A picture the Air Force released of the KC-46A that was used for the single-pilot sorties on October 25, 2022. Credit: U.S. Air Force

Even though this concept, at least as it relates to the KC-46 specifically, has been called into question by some due to safety concerns and other factors, the Air Force is nonetheless giving it a shot. Just like the C-130J’s tactical airlift capabilities, aerial refueling will also be a defining factor of any major conflict in the future, especially one in the Pacific against China.
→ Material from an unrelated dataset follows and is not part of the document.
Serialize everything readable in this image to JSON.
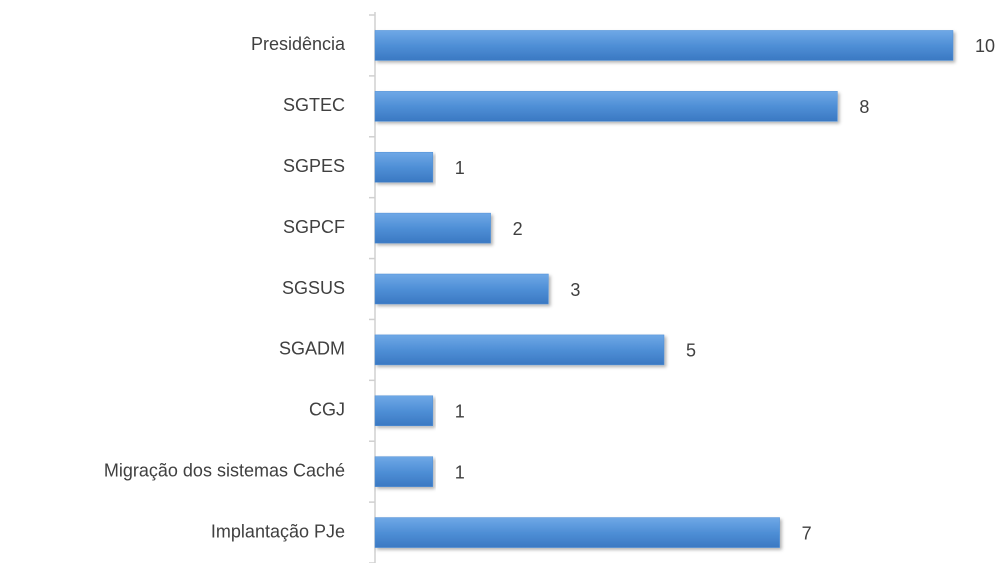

In a statement that followed the KC-46A’s flight test with a limited crew, Air Force Col. Nate Vogel, head of the 22nd Air Refueling Wing, mentioned that the mission was practiced extensively in flight simulators leading up to the evaluation. He explained that doing so allowed his team to carefully consider each phase of the test ahead of time, “taking into account crew safety, aircraft capabilities, and existing federal aviation standards.”

A U.S. Air Force C-130J Super Hercules pilot from the 774th Expeditionary Airlift Squadron flies a mission over Afghanistan to transport passengers and supplies to various bases throughout the country, Feb. 6, 2018. Credit: U.S. Air Force photo by SSgt Douglas Ellis

While aerial refueling operations with a limited crew present a number of different challenges than one pilot-one loadmaster tactical airlift flight, both concepts are aimed at ultimately providing the Mobility Air Forces more flexibility and operational independence. In a time of war, airfields, bases, and aircraft stationed there will become static targets for enemy missile attacks, making it critical for those platforms and their operators to have the ability to get in the air with their fuel and cargo as quickly and safely as possible. The pace of sustained conflict operations and even the supply of aircrew during a prolonged war are also factors that could impact the relevancy of these new tactics. 

Commander of the AMC Gen. Mike Minihan has in the past said himself that “victory will be delivered on the back of the Mobility Air Forces,” and to uphold that statement, the service seems to be exploring a number of ways it can adapt to potential future contingencies in what could be very challenging combat environments.